Williams spent the next few weeks gradually slotting ideas together in his mind. If the book was going to be a puzzle, he decided, then there should be a real prize at the end of it - and that prize should be genuine buried treasure. He was determined not to produce the same disappointment he'd felt as a child, when the cereal packet's promise of “buried treasure” turned out to be something as mundane as a cheap transistor radio sent by post. “I thought it'd be nice to really, really, bury treasure,” he told Radio 4's Profile. “Actually put gold in the cold, wet earth.”
The next step was to work out the bare bones of Masquerade's story. Williams concocted a tale of a love token passed from the Moon to the Sun, using Jack Hare as her messenger. Somewhere along the way, Jack would lose the jewel he had been entrusted with, and it would be the readers' job to find it.

Contest's finale is curtains for Argent's musical

The Young Vic's Masquerade musical looked all set for a West End transfer when the hare was unearthed in March 1982.
      “We had a full house every night for three weeks,” Rod Argent, the show's composer, said. “And we had some great feedback. But without the added bonus of the jewel not having been found, it made it quite hard to have it rooted in anything, you know?

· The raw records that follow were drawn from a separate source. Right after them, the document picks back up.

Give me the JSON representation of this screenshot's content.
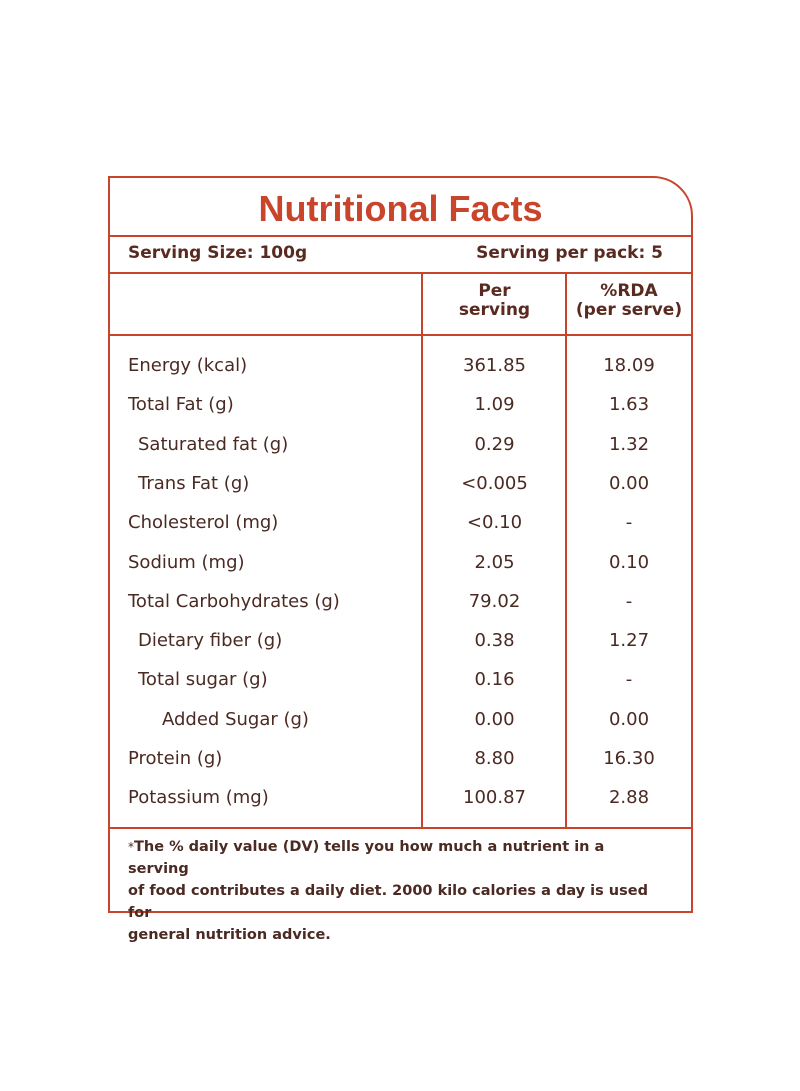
{
  "title": "Nutritional Facts",
  "serving_size": "Serving Size: 100g",
  "serving_per_pack": "Serving per pack: 5",
  "columns": {
    "per_serving": [
      "Per",
      "serving"
    ],
    "rda": [
      "%RDA",
      "(per serve)"
    ]
  },
  "rows": [
    {
      "name": "Energy (kcal)",
      "indent": 0,
      "per_serving": "361.85",
      "rda": "18.09"
    },
    {
      "name": "Total Fat (g)",
      "indent": 0,
      "per_serving": "1.09",
      "rda": "1.63"
    },
    {
      "name": "Saturated fat (g)",
      "indent": 1,
      "per_serving": "0.29",
      "rda": "1.32"
    },
    {
      "name": "Trans Fat (g)",
      "indent": 1,
      "per_serving": "<0.005",
      "rda": "0.00"
    },
    {
      "name": "Cholesterol (mg)",
      "indent": 0,
      "per_serving": "<0.10",
      "rda": "-"
    },
    {
      "name": "Sodium (mg)",
      "indent": 0,
      "per_serving": "2.05",
      "rda": "0.10"
    },
    {
      "name": "Total Carbohydrates  (g)",
      "indent": 0,
      "per_serving": "79.02",
      "rda": "-"
    },
    {
      "name": "Dietary fiber (g)",
      "indent": 1,
      "per_serving": "0.38",
      "rda": "1.27"
    },
    {
      "name": "Total sugar (g)",
      "indent": 1,
      "per_serving": "0.16",
      "rda": "-"
    },
    {
      "name": "Added Sugar (g)",
      "indent": 2,
      "per_serving": "0.00",
      "rda": "0.00"
    },
    {
      "name": "Protein (g)",
      "indent": 0,
      "per_serving": "8.80",
      "rda": "16.30"
    },
    {
      "name": "Potassium (mg)",
      "indent": 0,
      "per_serving": "100.87",
      "rda": "2.88"
    }
  ],
  "footnote": {
    "star": "*",
    "line1": "The % daily value (DV) tells you how much a nutrient in a serving",
    "line2": "of food contributes a daily diet. 2000 kilo calories a day is used for",
    "line3": "general nutrition advice."
  },
  "colors": {
    "border": "#c8452c",
    "title": "#c8452c",
    "text": "#4a2a22"
  }
}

That did seem to make a big difference.”(10)
      In the end, the musical ran for another two weeks after the hare's discovery, but then closed with all hopes of a bigger theatre forgotten.

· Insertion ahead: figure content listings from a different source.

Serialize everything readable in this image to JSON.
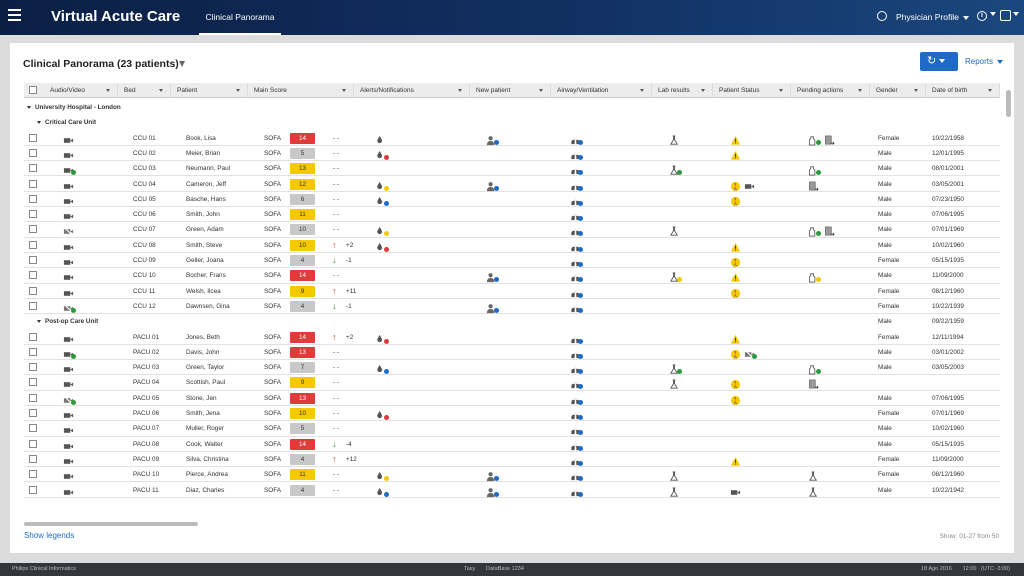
{
  "app_title": "Virtual Acute Care",
  "active_tab": "Clinical Panorama",
  "profile_label": "Physician Profile",
  "panel_title": "Clinical Panorama (23 patients)",
  "reports_label": "Reports",
  "show_legends": "Show legends",
  "paging": "Show: 01-27 from 50",
  "status": {
    "left": "Philips Clinical Informatics",
    "center": "Tasy       DataBase 1234",
    "right": "18 Ago 2016       12:00   (UTC -3:00)"
  },
  "colors": {
    "accent": "#1e6bc6",
    "red": "#e03b3b",
    "yellow": "#f6c800",
    "grey": "#c8c8c8",
    "arrow_up": "#e03b3b",
    "arrow_down": "#2a9a3b"
  },
  "columns": [
    "Audio/Video",
    "Bed",
    "Patient",
    "Main Score",
    "Alerts/Notifications",
    "New patient",
    "Airway/Ventilation",
    "Lab results",
    "Patient Status",
    "Pending actions",
    "Gender",
    "Date of birth"
  ],
  "hospital": "University Hospital - London",
  "units": [
    "Critical Care Unit",
    "Post-op Care Unit"
  ],
  "rows": [
    {
      "bed": "CCU 01",
      "patient": "Book, Lisa",
      "score_type": "SOFA",
      "score": "14",
      "level": "red",
      "trend": "none",
      "delta": "- -",
      "av": "video",
      "av_dot": "",
      "alert": "drops",
      "alert_dot": "",
      "newp": "person",
      "airway": "lungs",
      "lab": "flask",
      "lab_dot": "",
      "status": [
        "warn"
      ],
      "pending": [
        "bottle-green",
        "doc-arrow"
      ],
      "gender": "Female",
      "dob": "10/22/1958"
    },
    {
      "bed": "CCU 02",
      "patient": "Meier, Brian",
      "score_type": "SOFA",
      "score": "5",
      "level": "grey",
      "trend": "none",
      "delta": "- -",
      "av": "video",
      "av_dot": "",
      "alert": "drops",
      "alert_dot": "red",
      "newp": "",
      "airway": "lungs",
      "lab": "",
      "lab_dot": "",
      "status": [
        "warn"
      ],
      "pending": [],
      "gender": "Male",
      "dob": "12/01/1995"
    },
    {
      "bed": "CCU 03",
      "patient": "Neumann, Paul",
      "score_type": "SOFA",
      "score": "13",
      "level": "yellow",
      "trend": "none",
      "delta": "- -",
      "av": "video",
      "av_dot": "green",
      "alert": "",
      "alert_dot": "",
      "newp": "",
      "airway": "lungs",
      "lab": "flask",
      "lab_dot": "green",
      "status": [],
      "pending": [
        "bottle-green"
      ],
      "gender": "Male",
      "dob": "08/01/2001"
    },
    {
      "bed": "CCU 04",
      "patient": "Cameron, Jeff",
      "score_type": "SOFA",
      "score": "12",
      "level": "yellow",
      "trend": "none",
      "delta": "- -",
      "av": "video",
      "av_dot": "",
      "alert": "drops",
      "alert_dot": "yellow",
      "newp": "person",
      "airway": "lungs",
      "lab": "",
      "lab_dot": "",
      "status": [
        "alarm",
        "video"
      ],
      "pending": [
        "doc-arrow"
      ],
      "gender": "Male",
      "dob": "03/05/2001"
    },
    {
      "bed": "CCU 05",
      "patient": "Basche, Hans",
      "score_type": "SOFA",
      "score": "6",
      "level": "grey",
      "trend": "none",
      "delta": "- -",
      "av": "video",
      "av_dot": "",
      "alert": "drops",
      "alert_dot": "blue",
      "newp": "",
      "airway": "lungs",
      "lab": "",
      "lab_dot": "",
      "status": [
        "alarm"
      ],
      "pending": [],
      "gender": "Male",
      "dob": "07/23/1950"
    },
    {
      "bed": "CCU 06",
      "patient": "Smith, John",
      "score_type": "SOFA",
      "score": "11",
      "level": "yellow",
      "trend": "none",
      "delta": "- -",
      "av": "video",
      "av_dot": "",
      "alert": "",
      "alert_dot": "",
      "newp": "",
      "airway": "lungs",
      "lab": "",
      "lab_dot": "",
      "status": [],
      "pending": [],
      "gender": "Male",
      "dob": "07/06/1995"
    },
    {
      "bed": "CCU 07",
      "patient": "Green, Adam",
      "score_type": "SOFA",
      "score": "10",
      "level": "grey",
      "trend": "none",
      "delta": "- -",
      "av": "video-off",
      "av_dot": "",
      "alert": "drops",
      "alert_dot": "yellow",
      "newp": "",
      "airway": "lungs",
      "lab": "flask",
      "lab_dot": "",
      "status": [],
      "pending": [
        "bottle-green",
        "doc-arrow"
      ],
      "gender": "Male",
      "dob": "07/01/1969"
    },
    {
      "bed": "CCU 08",
      "patient": "Smith, Steve",
      "score_type": "SOFA",
      "score": "10",
      "level": "yellow",
      "trend": "up",
      "delta": "+2",
      "av": "video",
      "av_dot": "",
      "alert": "drops",
      "alert_dot": "red",
      "newp": "",
      "airway": "lungs",
      "lab": "",
      "lab_dot": "",
      "status": [
        "warn"
      ],
      "pending": [],
      "gender": "Male",
      "dob": "10/02/1960"
    },
    {
      "bed": "CCU 09",
      "patient": "Geller, Joana",
      "score_type": "SOFA",
      "score": "4",
      "level": "grey",
      "trend": "down",
      "delta": "-1",
      "av": "video",
      "av_dot": "",
      "alert": "",
      "alert_dot": "",
      "newp": "",
      "airway": "lungs",
      "lab": "",
      "lab_dot": "",
      "status": [
        "alarm"
      ],
      "pending": [],
      "gender": "Female",
      "dob": "05/15/1935"
    },
    {
      "bed": "CCU 10",
      "patient": "Bocher, Frans",
      "score_type": "SOFA",
      "score": "14",
      "level": "red",
      "trend": "none",
      "delta": "- -",
      "av": "video",
      "av_dot": "",
      "alert": "",
      "alert_dot": "",
      "newp": "person",
      "airway": "lungs",
      "lab": "flask",
      "lab_dot": "yellow",
      "status": [
        "warn"
      ],
      "pending": [
        "bottle-yellow"
      ],
      "gender": "Male",
      "dob": "11/09/2000"
    },
    {
      "bed": "CCU 11",
      "patient": "Welsh, Ilcea",
      "score_type": "SOFA",
      "score": "9",
      "level": "yellow",
      "trend": "up",
      "delta": "+11",
      "av": "video",
      "av_dot": "",
      "alert": "",
      "alert_dot": "",
      "newp": "",
      "airway": "lungs",
      "lab": "",
      "lab_dot": "",
      "status": [
        "alarm"
      ],
      "pending": [],
      "gender": "Female",
      "dob": "08/12/1960"
    },
    {
      "bed": "CCU 12",
      "patient": "Dawnsen, Gina",
      "score_type": "SOFA",
      "score": "4",
      "level": "grey",
      "trend": "down",
      "delta": "-1",
      "av": "video-off",
      "av_dot": "green",
      "alert": "",
      "alert_dot": "",
      "newp": "person",
      "airway": "lungs",
      "lab": "",
      "lab_dot": "",
      "status": [],
      "pending": [],
      "gender": "Female",
      "dob": "10/22/1939"
    },
    {
      "bed": "PACU 01",
      "patient": "Jones, Beth",
      "score_type": "SOFA",
      "score": "14",
      "level": "red",
      "trend": "up",
      "delta": "+2",
      "av": "video",
      "av_dot": "",
      "alert": "drops",
      "alert_dot": "red",
      "newp": "",
      "airway": "lungs",
      "lab": "",
      "lab_dot": "",
      "status": [
        "warn"
      ],
      "pending": [],
      "gender": "Female",
      "dob": "12/11/1994"
    },
    {
      "bed": "PACU 02",
      "patient": "Davis, John",
      "score_type": "SOFA",
      "score": "13",
      "level": "red",
      "trend": "none",
      "delta": "- -",
      "av": "video",
      "av_dot": "green",
      "alert": "",
      "alert_dot": "",
      "newp": "",
      "airway": "lungs",
      "lab": "",
      "lab_dot": "",
      "status": [
        "alarm",
        "video-off"
      ],
      "pending": [],
      "gender": "Male",
      "dob": "03/01/2002"
    },
    {
      "bed": "PACU 03",
      "patient": "Green, Taylor",
      "score_type": "SOFA",
      "score": "7",
      "level": "grey",
      "trend": "none",
      "delta": "- -",
      "av": "video",
      "av_dot": "",
      "alert": "drops",
      "alert_dot": "blue",
      "newp": "",
      "airway": "lungs",
      "lab": "flask",
      "lab_dot": "green",
      "status": [],
      "pending": [
        "bottle-green"
      ],
      "gender": "Male",
      "dob": "03/05/2003"
    },
    {
      "bed": "PACU 04",
      "patient": "Scottish, Paul",
      "score_type": "SOFA",
      "score": "9",
      "level": "yellow",
      "trend": "none",
      "delta": "- -",
      "av": "video",
      "av_dot": "",
      "alert": "",
      "alert_dot": "",
      "newp": "",
      "airway": "lungs",
      "lab": "flask",
      "lab_dot": "",
      "status": [
        "alarm"
      ],
      "pending": [
        "doc-arrow"
      ],
      "gender": "",
      "dob": ""
    },
    {
      "bed": "PACU 05",
      "patient": "Stone, Jen",
      "score_type": "SOFA",
      "score": "13",
      "level": "red",
      "trend": "none",
      "delta": "- -",
      "av": "video-off",
      "av_dot": "green",
      "alert": "",
      "alert_dot": "",
      "newp": "",
      "airway": "lungs",
      "lab": "",
      "lab_dot": "",
      "status": [
        "alarm"
      ],
      "pending": [],
      "gender": "Male",
      "dob": "07/06/1995"
    },
    {
      "bed": "PACU 06",
      "patient": "Smith, Jena",
      "score_type": "SOFA",
      "score": "10",
      "level": "yellow",
      "trend": "none",
      "delta": "- -",
      "av": "video",
      "av_dot": "",
      "alert": "drops",
      "alert_dot": "red",
      "newp": "",
      "airway": "lungs",
      "lab": "",
      "lab_dot": "",
      "status": [],
      "pending": [],
      "gender": "Female",
      "dob": "07/01/1969"
    },
    {
      "bed": "PACU 07",
      "patient": "Muller, Roger",
      "score_type": "SOFA",
      "score": "5",
      "level": "grey",
      "trend": "none",
      "delta": "- -",
      "av": "video",
      "av_dot": "",
      "alert": "",
      "alert_dot": "",
      "newp": "",
      "airway": "lungs",
      "lab": "",
      "lab_dot": "",
      "status": [],
      "pending": [],
      "gender": "Male",
      "dob": "10/02/1960"
    },
    {
      "bed": "PACU 08",
      "patient": "Cook, Walter",
      "score_type": "SOFA",
      "score": "14",
      "level": "red",
      "trend": "down",
      "delta": "-4",
      "av": "video",
      "av_dot": "",
      "alert": "",
      "alert_dot": "",
      "newp": "",
      "airway": "lungs",
      "lab": "",
      "lab_dot": "",
      "status": [],
      "pending": [],
      "gender": "Male",
      "dob": "05/15/1935"
    },
    {
      "bed": "PACU 09",
      "patient": "Silva, Christina",
      "score_type": "SOFA",
      "score": "4",
      "level": "grey",
      "trend": "up",
      "delta": "+12",
      "av": "video",
      "av_dot": "",
      "alert": "",
      "alert_dot": "",
      "newp": "",
      "airway": "lungs",
      "lab": "",
      "lab_dot": "",
      "status": [
        "warn"
      ],
      "pending": [],
      "gender": "Female",
      "dob": "11/09/2000"
    },
    {
      "bed": "PACU 10",
      "patient": "Pierce, Andrea",
      "score_type": "SOFA",
      "score": "11",
      "level": "yellow",
      "trend": "none",
      "delta": "- -",
      "av": "video",
      "av_dot": "",
      "alert": "drops",
      "alert_dot": "yellow",
      "newp": "person",
      "airway": "lungs",
      "lab": "flask",
      "lab_dot": "",
      "status": [],
      "pending": [
        "flask"
      ],
      "gender": "Female",
      "dob": "08/12/1960"
    },
    {
      "bed": "PACU 11",
      "patient": "Diaz, Charles",
      "score_type": "SOFA",
      "score": "4",
      "level": "grey",
      "trend": "none",
      "delta": "- -",
      "av": "video",
      "av_dot": "",
      "alert": "drops",
      "alert_dot": "blue",
      "newp": "person",
      "airway": "lungs",
      "lab": "flask",
      "lab_dot": "",
      "status": [
        "video"
      ],
      "pending": [
        "flask"
      ],
      "gender": "Male",
      "dob": "10/22/1942"
    }
  ],
  "extra_row": {
    "gender": "Male",
    "dob": "09/22/1959"
  }
}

      Argent penned his first international hit at the tender age of 19, when his band The Zombies made She's Not There a US number 3 in 1964. More hits followed with his next band Argent - including Hold Your Head Up's UK number 5 - but then he was ready to try something new. “Argent split up in 1975, and I deliberately wanted to move into different musical fields,” he told me. “I just wanted to spread my wings a bit - write for television, films and produce other artists. So that's more or less where I was when the Masquerade musical came about,”
      In 1980, Kit Williams had sold Masquerade's musical rights to Hit & Run Music, a company owned by the rock band Genesis. Tony Smith, the band's manager was given the job of finding someone to write songs for a Masquerade show.
      The first idea was to use many different songwriters, each of whom would contribute one number to the finished show. “That seemed a crazy idea right off the bat,” Argent said. “To make a musical work, you've got to have some sort of continuity of idea and story.